CRTC Says That Bell Is Free To Throttle Wholesale ISPs…. Internet Users In Canada Are Outraged [UPDATED]

The decision is in and it’s not good. The CRTC has decided to rule against wholesale ISPs in their throttling dispute with Bell:

“Based on the evidence before us, we found that the measures employed by Bell Canada to manage its network were not discriminatory,” said CRTC chair Konrad von Finckenstein in a release. “Bell Canada applied the same traffic-shaping practices to wholesale customers as it did to its own retail customers,”

But this doesn’t end the issue. As expected, the CRTC is going to launch a larger investigation into throttling:

“The broader issue of internet traffic management raises a number of questions that affect both end-users and service providers,” von Finckenstein said. “We have decided to hold a separate proceeding to consider both wholesale and retail issues. Its main purpose will be to address the extent to which internet service providers can manage the traffic on their networks in accordance with the Telecommunications Act.”

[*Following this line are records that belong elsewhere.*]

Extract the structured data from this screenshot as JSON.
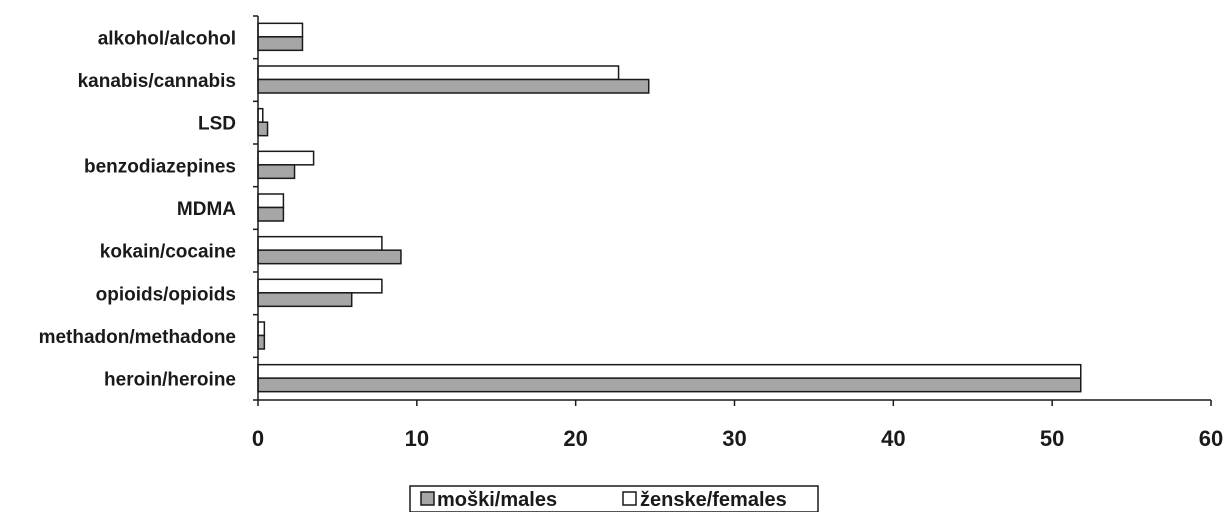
{
  "chart_data": {
    "type": "bar",
    "orientation": "horizontal",
    "categories": [
      "alkohol/alcohol",
      "kanabis/cannabis",
      "LSD",
      "benzodiazepines",
      "MDMA",
      "kokain/cocaine",
      "opioids/opioids",
      "methadon/methadone",
      "heroin/heroine"
    ],
    "series": [
      {
        "name": "moški/males",
        "color": "#a6a6a6",
        "values": [
          2.8,
          24.6,
          0.6,
          2.3,
          1.6,
          9.0,
          5.9,
          0.4,
          51.8
        ]
      },
      {
        "name": "ženske/females",
        "color": "#ffffff",
        "values": [
          2.8,
          22.7,
          0.3,
          3.5,
          1.6,
          7.8,
          7.8,
          0.4,
          51.8
        ]
      }
    ],
    "xlim": [
      0,
      60
    ],
    "xticks": [
      "0",
      "10",
      "20",
      "30",
      "40",
      "50",
      "60"
    ],
    "title": "",
    "xlabel": "",
    "ylabel": "",
    "grid": false,
    "legend": "bottom-center"
  }
}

This of course has Internet users in Canada mad as hell. Just take a look at this thread from DSLreports.com to see the level of anger this decision has produced. The same DSLreports.com article points this fact out:

“Finckenstein appears to not understand either the definition of discriminatory, or how throttling wholesale ISPs (not just resellers) kills off Bell competition on multiple fronts. Bell’s decision effectively eliminated the right of independent wholesale ISPs to offer an un-crippled connection if they’re willing to pay for the bandwidth. It also gives Bell Canada’s un-throttled video store an unfair advantage over Canada’s more limited field of competing P2P Internet video services.”

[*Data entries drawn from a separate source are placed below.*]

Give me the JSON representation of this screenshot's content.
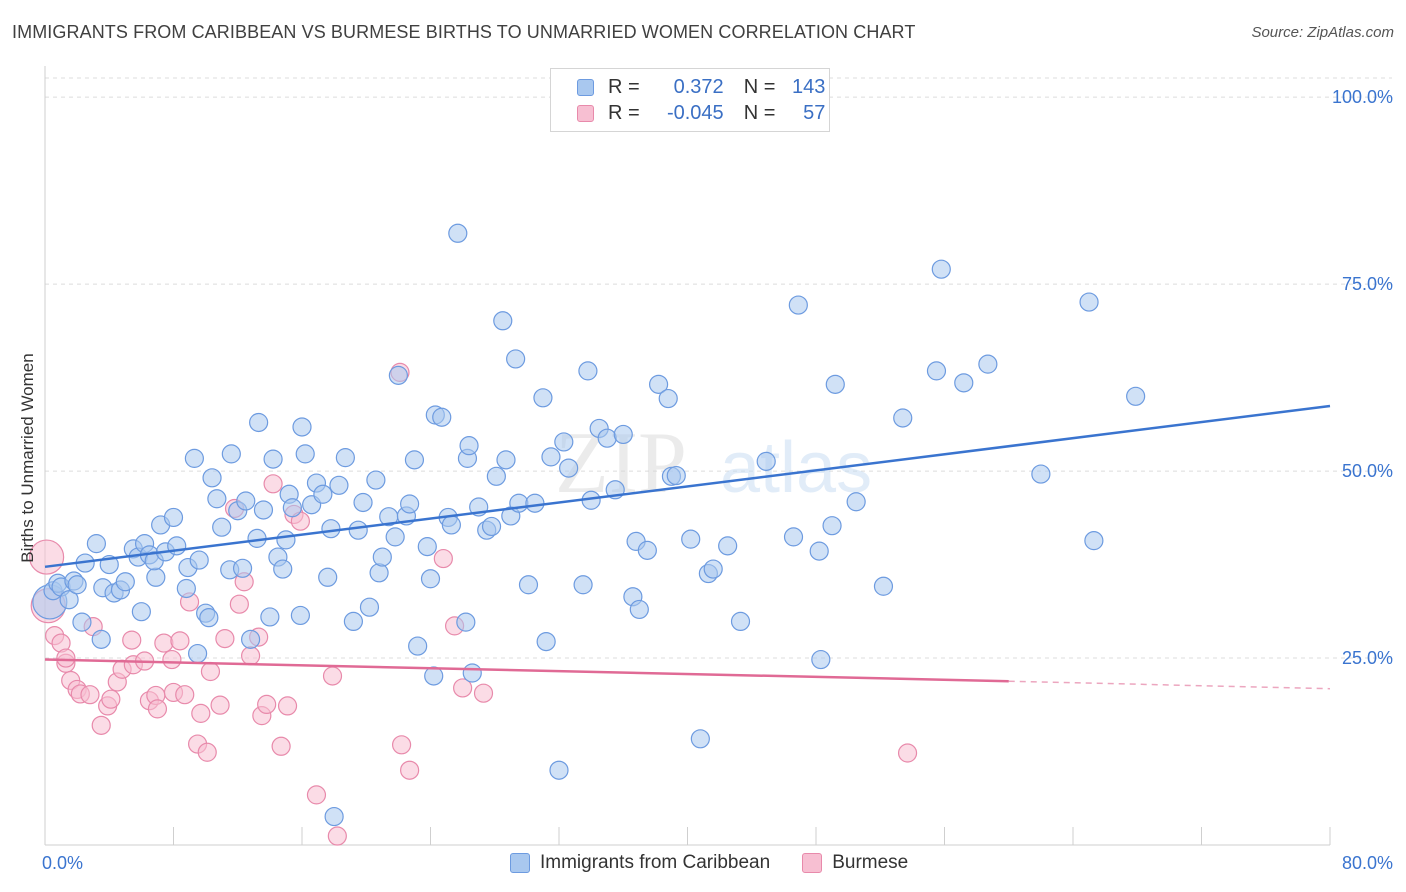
{
  "title": "IMMIGRANTS FROM CARIBBEAN VS BURMESE BIRTHS TO UNMARRIED WOMEN CORRELATION CHART",
  "source": "Source: ZipAtlas.com",
  "watermark": {
    "zip": "ZIP",
    "atlas": "atlas"
  },
  "legend": {
    "rows": [
      {
        "r_label": "R =",
        "r_value": "0.372",
        "n_label": "N =",
        "n_value": "143",
        "color": "#a9c8ef",
        "stroke": "#6d9be0"
      },
      {
        "r_label": "R =",
        "r_value": "-0.045",
        "n_label": "N =",
        "n_value": "57",
        "color": "#f7bfd2",
        "stroke": "#e88aab"
      }
    ]
  },
  "bottom_legend": [
    "Immigrants from Caribbean",
    "Burmese"
  ],
  "chart_data": {
    "type": "scatter",
    "title": "IMMIGRANTS FROM CARIBBEAN VS BURMESE BIRTHS TO UNMARRIED WOMEN CORRELATION CHART",
    "xlabel": "",
    "ylabel": "Births to Unmarried Women",
    "xlim": [
      0,
      80
    ],
    "ylim": [
      0,
      100
    ],
    "x_tick_labels": [
      "0.0%",
      "80.0%"
    ],
    "y_tick_labels": [
      "25.0%",
      "50.0%",
      "75.0%",
      "100.0%"
    ],
    "y_ticks": [
      25,
      50,
      75,
      100
    ],
    "grid": "horizontal dashed",
    "legend_position": "top-center",
    "series": [
      {
        "name": "Immigrants from Caribbean",
        "color": "#6d9be0",
        "fill": "#a9c8ef",
        "trend": {
          "x": [
            0,
            80
          ],
          "y": [
            37.2,
            58.7
          ],
          "color": "#3a74cf"
        },
        "points": [
          [
            0.3,
            32.5
          ],
          [
            0.5,
            34.0
          ],
          [
            0.8,
            35.0
          ],
          [
            1.0,
            34.5
          ],
          [
            1.5,
            32.8
          ],
          [
            1.8,
            35.3
          ],
          [
            2.0,
            34.8
          ],
          [
            2.5,
            37.7
          ],
          [
            3.2,
            40.3
          ],
          [
            3.6,
            34.4
          ],
          [
            4.0,
            37.5
          ],
          [
            4.3,
            33.7
          ],
          [
            4.7,
            34.1
          ],
          [
            5.0,
            35.2
          ],
          [
            5.5,
            39.6
          ],
          [
            5.8,
            38.5
          ],
          [
            6.2,
            40.3
          ],
          [
            6.5,
            38.8
          ],
          [
            6.9,
            35.8
          ],
          [
            6.8,
            38.0
          ],
          [
            7.2,
            42.8
          ],
          [
            7.5,
            39.2
          ],
          [
            8.0,
            43.8
          ],
          [
            8.2,
            40.0
          ],
          [
            8.8,
            34.3
          ],
          [
            8.9,
            37.1
          ],
          [
            9.3,
            51.7
          ],
          [
            9.6,
            38.1
          ],
          [
            10.0,
            31.0
          ],
          [
            10.2,
            30.4
          ],
          [
            10.4,
            49.1
          ],
          [
            10.7,
            46.3
          ],
          [
            11.0,
            42.5
          ],
          [
            11.5,
            36.8
          ],
          [
            11.6,
            52.3
          ],
          [
            12.0,
            44.7
          ],
          [
            12.3,
            37.0
          ],
          [
            12.5,
            46.0
          ],
          [
            13.2,
            41.0
          ],
          [
            13.3,
            56.5
          ],
          [
            13.6,
            44.8
          ],
          [
            14.0,
            30.5
          ],
          [
            14.2,
            51.6
          ],
          [
            14.5,
            38.5
          ],
          [
            14.8,
            36.9
          ],
          [
            15.2,
            46.9
          ],
          [
            15.4,
            45.1
          ],
          [
            15.9,
            30.7
          ],
          [
            16.0,
            55.9
          ],
          [
            16.2,
            52.3
          ],
          [
            16.6,
            45.5
          ],
          [
            16.9,
            48.4
          ],
          [
            17.3,
            46.9
          ],
          [
            17.6,
            35.8
          ],
          [
            17.8,
            42.3
          ],
          [
            18.3,
            48.1
          ],
          [
            18.7,
            51.8
          ],
          [
            19.2,
            29.9
          ],
          [
            19.5,
            42.1
          ],
          [
            19.8,
            45.8
          ],
          [
            20.2,
            31.8
          ],
          [
            20.6,
            48.8
          ],
          [
            20.8,
            36.4
          ],
          [
            21.0,
            38.5
          ],
          [
            21.4,
            43.9
          ],
          [
            21.8,
            41.2
          ],
          [
            22.0,
            62.8
          ],
          [
            22.5,
            44.0
          ],
          [
            22.7,
            45.6
          ],
          [
            23.0,
            51.5
          ],
          [
            23.2,
            26.6
          ],
          [
            23.8,
            39.9
          ],
          [
            24.0,
            35.6
          ],
          [
            24.2,
            22.6
          ],
          [
            24.3,
            57.5
          ],
          [
            25.1,
            43.8
          ],
          [
            25.3,
            42.8
          ],
          [
            25.7,
            81.8
          ],
          [
            26.2,
            29.8
          ],
          [
            26.3,
            51.7
          ],
          [
            26.4,
            53.4
          ],
          [
            26.6,
            23.0
          ],
          [
            27.0,
            45.2
          ],
          [
            27.5,
            42.1
          ],
          [
            27.8,
            42.6
          ],
          [
            28.1,
            49.3
          ],
          [
            28.5,
            70.1
          ],
          [
            28.7,
            51.5
          ],
          [
            29.0,
            44.0
          ],
          [
            29.3,
            65.0
          ],
          [
            29.5,
            45.7
          ],
          [
            30.1,
            34.8
          ],
          [
            30.5,
            45.7
          ],
          [
            31.0,
            59.8
          ],
          [
            31.2,
            27.2
          ],
          [
            31.5,
            51.9
          ],
          [
            32.0,
            10.0
          ],
          [
            32.3,
            53.9
          ],
          [
            32.6,
            50.4
          ],
          [
            33.5,
            34.8
          ],
          [
            33.8,
            63.4
          ],
          [
            34.0,
            46.1
          ],
          [
            34.5,
            55.7
          ],
          [
            35.0,
            54.4
          ],
          [
            35.5,
            47.5
          ],
          [
            36.0,
            54.9
          ],
          [
            36.6,
            33.2
          ],
          [
            36.8,
            40.6
          ],
          [
            37.0,
            31.5
          ],
          [
            37.5,
            39.4
          ],
          [
            38.2,
            61.6
          ],
          [
            38.8,
            59.7
          ],
          [
            39.0,
            49.3
          ],
          [
            39.3,
            49.4
          ],
          [
            40.2,
            40.9
          ],
          [
            40.8,
            14.2
          ],
          [
            41.3,
            36.3
          ],
          [
            41.6,
            36.9
          ],
          [
            42.5,
            40.0
          ],
          [
            43.3,
            29.9
          ],
          [
            44.9,
            51.3
          ],
          [
            46.6,
            41.2
          ],
          [
            46.9,
            72.2
          ],
          [
            48.2,
            39.3
          ],
          [
            48.3,
            24.8
          ],
          [
            49.0,
            42.7
          ],
          [
            49.2,
            61.6
          ],
          [
            50.5,
            45.9
          ],
          [
            52.2,
            34.6
          ],
          [
            53.4,
            57.1
          ],
          [
            55.5,
            63.4
          ],
          [
            55.8,
            77.0
          ],
          [
            57.2,
            61.8
          ],
          [
            58.7,
            64.3
          ],
          [
            62.0,
            49.6
          ],
          [
            65.0,
            72.6
          ],
          [
            65.3,
            40.7
          ],
          [
            67.9,
            60.0
          ],
          [
            2.3,
            29.8
          ],
          [
            6.0,
            31.2
          ],
          [
            9.5,
            25.6
          ],
          [
            12.8,
            27.5
          ],
          [
            3.5,
            27.5
          ],
          [
            18.0,
            3.8
          ],
          [
            24.7,
            57.2
          ],
          [
            15.0,
            40.8
          ]
        ]
      },
      {
        "name": "Burmese",
        "color": "#e88aab",
        "fill": "#f7bfd2",
        "trend": {
          "x": [
            0,
            60
          ],
          "y": [
            24.8,
            21.9
          ],
          "color": "#e06a95"
        },
        "trend_dashed": {
          "x": [
            60,
            80
          ],
          "y": [
            21.9,
            20.9
          ]
        },
        "points": [
          [
            0.1,
            38.5
          ],
          [
            0.2,
            32.0
          ],
          [
            0.6,
            28.0
          ],
          [
            1.0,
            27.0
          ],
          [
            1.3,
            24.3
          ],
          [
            1.6,
            22.0
          ],
          [
            2.0,
            20.8
          ],
          [
            2.2,
            20.2
          ],
          [
            2.8,
            20.1
          ],
          [
            3.0,
            29.2
          ],
          [
            3.5,
            16.0
          ],
          [
            3.9,
            18.6
          ],
          [
            4.1,
            19.5
          ],
          [
            4.5,
            21.8
          ],
          [
            4.8,
            23.5
          ],
          [
            5.4,
            27.4
          ],
          [
            5.5,
            24.1
          ],
          [
            6.2,
            24.6
          ],
          [
            6.5,
            19.3
          ],
          [
            6.9,
            20.0
          ],
          [
            7.0,
            18.2
          ],
          [
            7.4,
            27.0
          ],
          [
            7.9,
            24.8
          ],
          [
            8.0,
            20.4
          ],
          [
            8.4,
            27.3
          ],
          [
            8.7,
            20.1
          ],
          [
            9.0,
            32.5
          ],
          [
            9.5,
            13.5
          ],
          [
            9.7,
            17.6
          ],
          [
            10.1,
            12.4
          ],
          [
            10.3,
            23.2
          ],
          [
            10.9,
            18.7
          ],
          [
            11.2,
            27.6
          ],
          [
            11.8,
            45.0
          ],
          [
            12.1,
            32.2
          ],
          [
            12.4,
            35.2
          ],
          [
            12.8,
            25.3
          ],
          [
            13.3,
            27.8
          ],
          [
            13.5,
            17.3
          ],
          [
            13.8,
            18.8
          ],
          [
            14.2,
            48.3
          ],
          [
            14.7,
            13.2
          ],
          [
            15.1,
            18.6
          ],
          [
            15.5,
            44.2
          ],
          [
            15.9,
            43.3
          ],
          [
            16.9,
            6.7
          ],
          [
            17.9,
            22.6
          ],
          [
            18.2,
            1.2
          ],
          [
            22.1,
            63.2
          ],
          [
            22.2,
            13.4
          ],
          [
            22.7,
            10.0
          ],
          [
            24.8,
            38.3
          ],
          [
            25.5,
            29.3
          ],
          [
            26.0,
            21.0
          ],
          [
            27.3,
            20.3
          ],
          [
            53.7,
            12.3
          ],
          [
            1.3,
            25.0
          ]
        ]
      }
    ]
  }
}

The CRTC seriously needs to be slapped here. They really don’t get it at all. In the meantime, Internet users in Canada are given the shaft because of their stupidity.

UPDATE: The CRTC decision in full can be found here. The CAIP response can be found here. Another thread on DSLreports.com with angry Canadian Internet users can be found here. Many of them are cancelling their Bell services in protest.